I remember when I was posted at the tiny Shillong airport for a year, a senior gentleman from another department came to my table for some work. Being a small airport, we all knew each other well and we were chit-chatting along with a third colleague of mine. I still remember his remark, he said, ‘The girl always feels how come my hubby comes from this family…how come he’s such a gem among others in his family.’ He smiled a meaningful pause.
I was listening half-heartedly, looked up from my work at his words…’I think so too… and I was wondering how you were saying exactly what I felt!’
He gave an ‘I know it all smile’ and remarked, ‘This is not your story, every girl’s story rather!’
Was he correct? I mean, the husband is OK most of the time, more than OK a few times, we get along, we’re almost on the same page on many things, though we’re at odds on many others, we mostly share the same vibes. Then what failed with his parents? Why can’t we gel with the parents of the person we love most of the time? Why the inherent bitterness, conflict of interest, and misunderstandings galore? For the first few years, we learnt to avoid and adjust for the sake of the son whose peace was at stake.
I paid them an annual visit with my husband, observed their excessive involvement in their daughter’s life, and I was almost an outsider in the family. I did not have any say in anything, nor was I bothered or harassed in any way. My MIL always had help running the house, though she was an excellent cook herself, and she had advised me, in the beginning, to get help, be it in the kitchen or in running the house. Her advice worked. Life was smooth with a cook and a full-time helper, and yes, you do compromise with your privacy, but with a job, this was an excellent means to keep oneself sane, have some time for oneself, and some for the family. Though this made me an even lazier lass than I was before!
It’s been some years since my MIL left us and the vacuum she created in my husband’s life, the connection he has lost with his own home, after his mom’s death. He hardly had anybody who cared about him back there. My father-in-law kept himself busy with his work and stayed with his daughter and family. At times, my husband seemed lost. A home he loved, the mother he raved about; he had lost it all. In fact, without my mother-in-law, I hardly have any existence in my Sasural. At least I had a place back then in the family, a position which commanded some respect.
Though I was powerless and distanced most of the time, my mother-in-law’s absence was more terrifying. The house was haywire!
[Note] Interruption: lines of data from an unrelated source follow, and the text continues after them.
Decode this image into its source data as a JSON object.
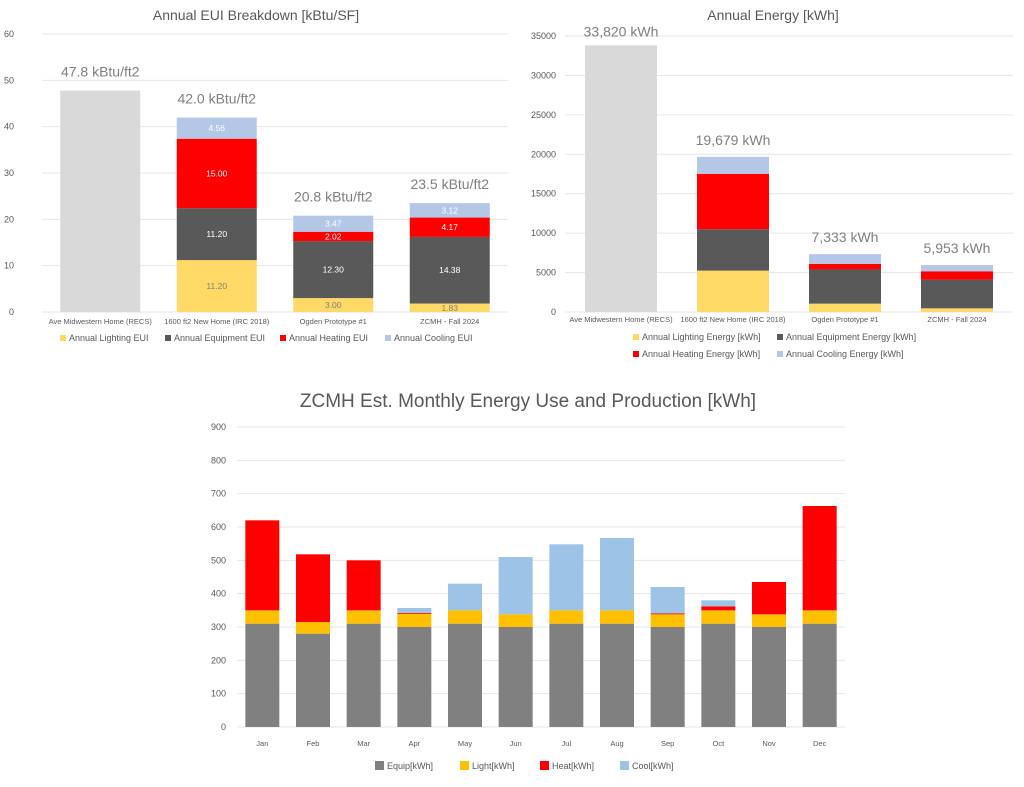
{
  "chart_data": [
    {
      "type": "bar",
      "stacked": true,
      "title": "Annual EUI Breakdown [kBtu/SF]",
      "xlabel": "",
      "ylabel": "",
      "ylim": [
        0,
        60
      ],
      "yticks": [
        0,
        10,
        20,
        30,
        40,
        50,
        60
      ],
      "grid": true,
      "legend_position": "bottom",
      "categories": [
        "Ave Midwestern Home (RECS)",
        "1600 ft2 New Home (IRC 2018)",
        "Ogden Prototype #1",
        "ZCMH - Fall 2024"
      ],
      "totals": [
        47.8,
        42.0,
        20.8,
        23.5
      ],
      "total_labels": [
        "47.8 kBtu/ft2",
        "42.0 kBtu/ft2",
        "20.8 kBtu/ft2",
        "23.5 kBtu/ft2"
      ],
      "baseline": {
        "name": "Total",
        "values": [
          47.8,
          null,
          null,
          null
        ],
        "color": "#d9d9d9"
      },
      "series": [
        {
          "name": "Annual Lighting EUI",
          "values": [
            null,
            11.2,
            3.0,
            1.83
          ],
          "labels": [
            "",
            "11.20",
            "3.00",
            "1.83"
          ],
          "color": "#ffd966",
          "label_color": "#7f7f7f"
        },
        {
          "name": "Annual Equipment EUI",
          "values": [
            null,
            11.2,
            12.3,
            14.38
          ],
          "labels": [
            "",
            "11.20",
            "12.30",
            "14.38"
          ],
          "color": "#595959",
          "label_color": "#ffffff"
        },
        {
          "name": "Annual Heating  EUI",
          "values": [
            null,
            15.0,
            2.02,
            4.17
          ],
          "labels": [
            "",
            "15.00",
            "2.02",
            "4.17"
          ],
          "color": "#ff0000",
          "label_color": "#ffffff"
        },
        {
          "name": "Annual Cooling  EUI",
          "values": [
            null,
            4.56,
            3.47,
            3.12
          ],
          "labels": [
            "",
            "4.56",
            "3.47",
            "3.12"
          ],
          "color": "#b4c7e7",
          "label_color": "#ffffff"
        }
      ]
    },
    {
      "type": "bar",
      "stacked": true,
      "title": "Annual Energy [kWh]",
      "xlabel": "",
      "ylabel": "",
      "ylim": [
        0,
        35000
      ],
      "yticks": [
        0,
        5000,
        10000,
        15000,
        20000,
        25000,
        30000,
        35000
      ],
      "grid": true,
      "legend_position": "bottom",
      "categories": [
        "Ave Midwestern Home (RECS)",
        "1600 ft2 New Home (IRC 2018)",
        "Ogden Prototype #1",
        "ZCMH - Fall 2024"
      ],
      "totals": [
        33820,
        19679,
        7333,
        5953
      ],
      "total_labels": [
        "33,820 kWh",
        "19,679 kWh",
        "7,333 kWh",
        "5,953 kWh"
      ],
      "baseline": {
        "name": "Total",
        "values": [
          33820,
          null,
          null,
          null
        ],
        "color": "#d9d9d9"
      },
      "series": [
        {
          "name": "Annual Lighting Energy [kWh]",
          "values": [
            null,
            5248,
            1058,
            464
          ],
          "color": "#ffd966"
        },
        {
          "name": "Annual Equipment Energy [kWh]",
          "values": [
            null,
            5248,
            4336,
            3643
          ],
          "color": "#595959"
        },
        {
          "name": "Annual Heating Energy [kWh]",
          "values": [
            null,
            7028,
            712,
            1056
          ],
          "color": "#ff0000"
        },
        {
          "name": "Annual Cooling Energy [kWh]",
          "values": [
            null,
            2155,
            1227,
            790
          ],
          "color": "#b4c7e7"
        }
      ]
    },
    {
      "type": "bar",
      "stacked": true,
      "title": "ZCMH Est. Monthly Energy Use and Production [kWh]",
      "xlabel": "",
      "ylabel": "",
      "ylim": [
        0,
        900
      ],
      "yticks": [
        0,
        100,
        200,
        300,
        400,
        500,
        600,
        700,
        800,
        900
      ],
      "grid": true,
      "legend_position": "bottom",
      "categories": [
        "Jan",
        "Feb",
        "Mar",
        "Apr",
        "May",
        "Jun",
        "Jul",
        "Aug",
        "Sep",
        "Oct",
        "Nov",
        "Dec"
      ],
      "series": [
        {
          "name": "Equip[kWh]",
          "values": [
            310,
            280,
            310,
            300,
            310,
            300,
            310,
            310,
            300,
            310,
            300,
            310
          ],
          "color": "#808080"
        },
        {
          "name": "Light[kWh]",
          "values": [
            40,
            35,
            40,
            40,
            40,
            38,
            40,
            40,
            38,
            40,
            38,
            40
          ],
          "color": "#ffc000"
        },
        {
          "name": "Heat[kWh]",
          "values": [
            270,
            203,
            150,
            2,
            0,
            0,
            0,
            0,
            3,
            12,
            97,
            313
          ],
          "color": "#ff0000"
        },
        {
          "name": "Cool[kWh]",
          "values": [
            0,
            0,
            0,
            15,
            80,
            172,
            198,
            217,
            79,
            18,
            0,
            0
          ],
          "color": "#9dc3e6"
        }
      ]
    }
  ]
}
After my mother-in-law’s demise, though my husband kept in touch with his father and sister, communications were almost one-sided. I had severed all ties more or less! The family had crumbled in her absence. My father-in-law, husband, and all established successful men were clueless in her absence! She wielded such power, love, and respect!
I did not want to end this on a bitter, cribbing note. When I meet girls…friends, cousins, and colleagues, I do join them in bickering against saas and get enraged when I remember how they left me with parents and an infant in my husband’s absence. My heart whispers sometimes… she was in no way near to the stories of atrocious saas I hear, a sensible, wise lady, too sentimental at times, yet who held the reins of her family and kept altogether for long.